Characterization of CHMFL-VEGFR-002 as a high-selective VEGFR2 inhibitor. (A) The anti-proliferative effects of CHMFL-VEGFR2-002 against a panel of kinase transformed BaF3 cells with sunitinib as control. (B) The effects of CHMFL-VEGFR2-002 on auto-phosphorylation of PDGFRs in TEL-PDGFRα/β-BaF3 cells.
Table 1.
Anti-proliferation activity of CHMFL-VEGFR2-002 in BaF3 cell lines.

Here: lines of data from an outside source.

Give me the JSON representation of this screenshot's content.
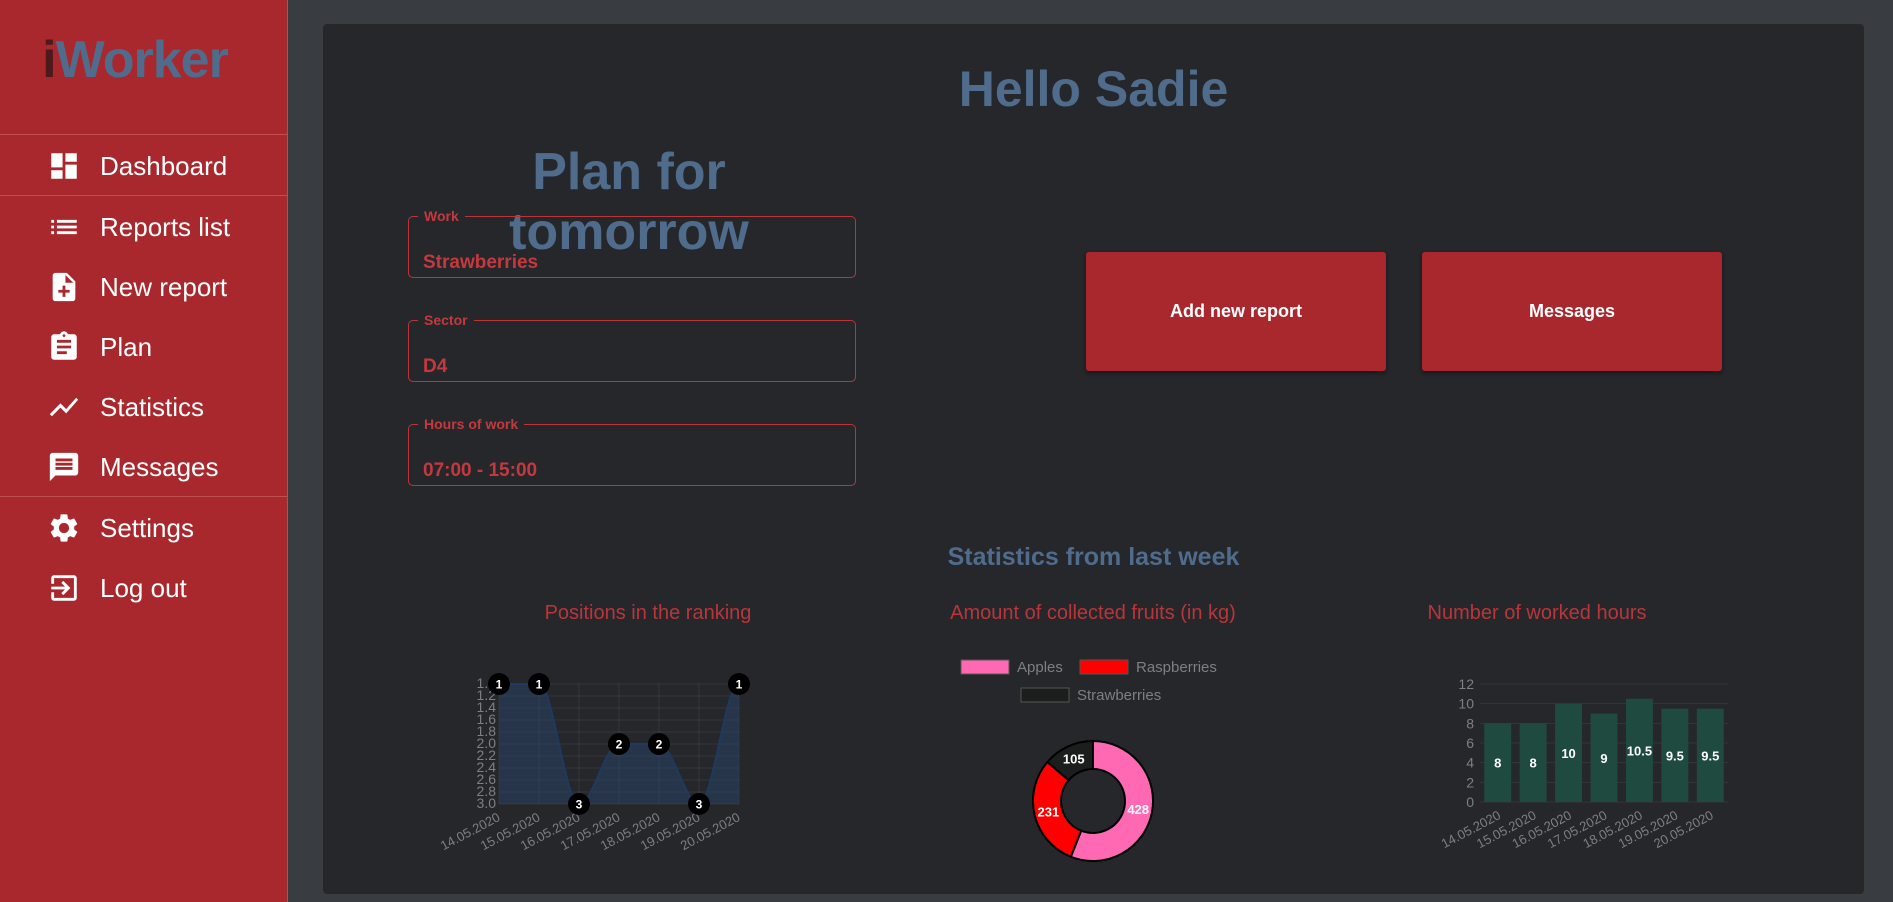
{
  "app": {
    "logo_lead": "i",
    "logo_rest": "Worker"
  },
  "sidebar": {
    "items": [
      {
        "label": "Dashboard",
        "icon": "dashboard-icon"
      },
      {
        "label": "Reports list",
        "icon": "list-icon"
      },
      {
        "label": "New report",
        "icon": "note-add-icon"
      },
      {
        "label": "Plan",
        "icon": "clipboard-icon"
      },
      {
        "label": "Statistics",
        "icon": "trending-icon"
      },
      {
        "label": "Messages",
        "icon": "message-icon"
      },
      {
        "label": "Settings",
        "icon": "gear-icon"
      },
      {
        "label": "Log out",
        "icon": "logout-icon"
      }
    ]
  },
  "main": {
    "greeting": "Hello Sadie",
    "plan": {
      "title": "Plan for tomorrow",
      "fields": [
        {
          "label": "Work",
          "value": "Strawberries"
        },
        {
          "label": "Sector",
          "value": "D4"
        },
        {
          "label": "Hours of work",
          "value": "07:00 - 15:00"
        }
      ]
    },
    "buttons": {
      "add_report": "Add new report",
      "messages": "Messages"
    },
    "stats_title": "Statistics from last week"
  },
  "colors": {
    "sidebar_bg": "#a8282d",
    "accent_blue": "#4f6c8d",
    "accent_red": "#b8363a",
    "panel_bg": "#25272b",
    "page_bg": "#393c40"
  },
  "chart_data": [
    {
      "type": "line",
      "title": "Positions in the ranking",
      "x": [
        "14.05.2020",
        "15.05.2020",
        "16.05.2020",
        "17.05.2020",
        "18.05.2020",
        "19.05.2020",
        "20.05.2020"
      ],
      "series": [
        {
          "values": [
            1,
            1,
            3,
            2,
            2,
            3,
            1
          ]
        }
      ],
      "y_ticks": [
        "1.0",
        "1.2",
        "1.4",
        "1.6",
        "1.8",
        "2.0",
        "2.2",
        "2.4",
        "2.6",
        "2.8",
        "3.0"
      ],
      "ylim": [
        1,
        3
      ],
      "y_reversed": true,
      "grid": true,
      "fill": true,
      "color": "#1e3a5f"
    },
    {
      "type": "pie",
      "title": "Amount of collected fruits (in kg)",
      "donut": true,
      "legend_position": "top",
      "slices": [
        {
          "label": "Apples",
          "value": 428,
          "color": "#ff69b4"
        },
        {
          "label": "Raspberries",
          "value": 231,
          "color": "#ff0000"
        },
        {
          "label": "Strawberries",
          "value": 105,
          "color": "#1c1e1d"
        }
      ]
    },
    {
      "type": "bar",
      "title": "Number of worked hours",
      "categories": [
        "14.05.2020",
        "15.05.2020",
        "16.05.2020",
        "17.05.2020",
        "18.05.2020",
        "19.05.2020",
        "20.05.2020"
      ],
      "values": [
        8,
        8,
        10,
        9,
        10.5,
        9.5,
        9.5
      ],
      "labels": [
        "8",
        "8",
        "10",
        "9",
        "10.5",
        "9.5",
        "9.5"
      ],
      "y_ticks": [
        "0",
        "2",
        "4",
        "6",
        "8",
        "10",
        "12"
      ],
      "ylim": [
        0,
        12
      ],
      "grid": true,
      "color": "#1f4a40"
    }
  ]
}
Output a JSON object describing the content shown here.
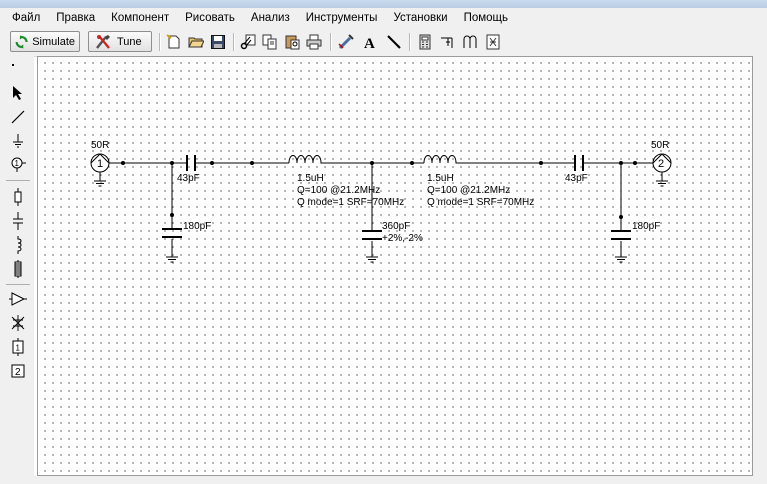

| Cell line | GI50 (nmol/L) |
Cell line | GI50 (nmol/L) |
||
|---|---|---|---|---|---|
| CHMFL-VEGFR2-002 | Sunitinib | CHMFL-VEGFR2-002 | Sunitinib | ||
| BaF3 | >10,000 | 2560 | TEL-FLT3-BaF3 | >10,000 | 32 |
| TEL-VEGFR2-BaF3 | 150 | 5 | TEL-BMX-BaF3 | >10,000 | 3020 |
| TEL-PDGFRa-BaF3 | 620 | 1 | BCR-DDR2-BaF3 | >10,000 | NA |
| TEL-PDGFRb-BaF3 | 618 | <1 | TEL-EPHA1-BaF3 | >10,000 | 3210 |
| TEL-VEGFR1-BaF3 | 9900 | 350 | TEL-EPHA2-BaF3 | >10,000 | 1270 |
| TEL-VEGFR3-BaF3 | >10,000 | 570 | TEL-CSF1R-BaF3 | >10,000 | 11 |
| TEL-cKIT-BaF3 | >10,000 | 81 | TEL-FGFR1-BaF3 | >10,000 | 1680 |
| TEL-RET-BaF3 | >10,000 | 110 | TEL-FGFR2-BaF3 | >10,000 | 4 |
| TEL-ABL-BaF3 | >10,000 | 1550 | TEL-FGFR3-BaF3 | >10,000 | 370 |
| P210-BaF3 | >10,000 | 1460 | TEL-FGFR4-BaF3 | >10,000 | 2820 |
2.3. CHMFL-VEGFR2-002 inhibited VEGF-induced angiogenesis in vitro
HUVEC is commonly used as a cell model for angiogenesis study. To see if our compound could inhibit VEGFR2 kinase activity, we treated HUVEC cells with CHMFL-VEGFR2-002, and the results showed that VEGFR2 was phosphorylated in the DMSO group and 0.3 μmol/L of CHMFL-VEGFR2-002 diminished VEGFR2 phosphorylation (Fig. 3A). The results from in vitro capillary tube formation showed that, compared with the intense capillary tube networks formed by HUVEC plated onto BD Matrigel in the control group, treatment of the cells with CHMFL-VEGFR2-002 at 3 μmol/L induced significant reduction in the total branch lengths of tubular network structures and the formation of new tubes decreased in a concentration-dependent manner (Fig. 3B).
Figure 3.
Anti-angiogenesis effect of CHMFL-VEGFR2-002 in vitro. (A) CHMFL-VEGFR2-002 inhibited phosphorylation of VEGFR2 in HUVEC cells. (B) CHMFL-VEGFR2-002 impaired capillary tube formation of HUVEC cells. HUVECs were plated on Matrigel with DMSO or various concentrations of compounds. After 24 h, tubes were photographed and measured. (C) CHMFL-VEGFR2-002 inhibited HUVEC invasion in transwell assay. 5 × 104 HUVECs were seeded in the top chamber with various concentrations of compounds. After 24 h, the invaded HUVEC cells were photographed and counted. (D) CHMFL-VEGFR2-002 inhibited HUVEC cell migration in wound healing assay. CHMFL-VEGFR2-002 group is compared with DMSO group, and significance of difference is indicated. The distance of migration is measured by ImageJ. Data are mean±SD (n=3). *P < 0.05, **P < 0.01, ***P < 0.001 versus control treatment.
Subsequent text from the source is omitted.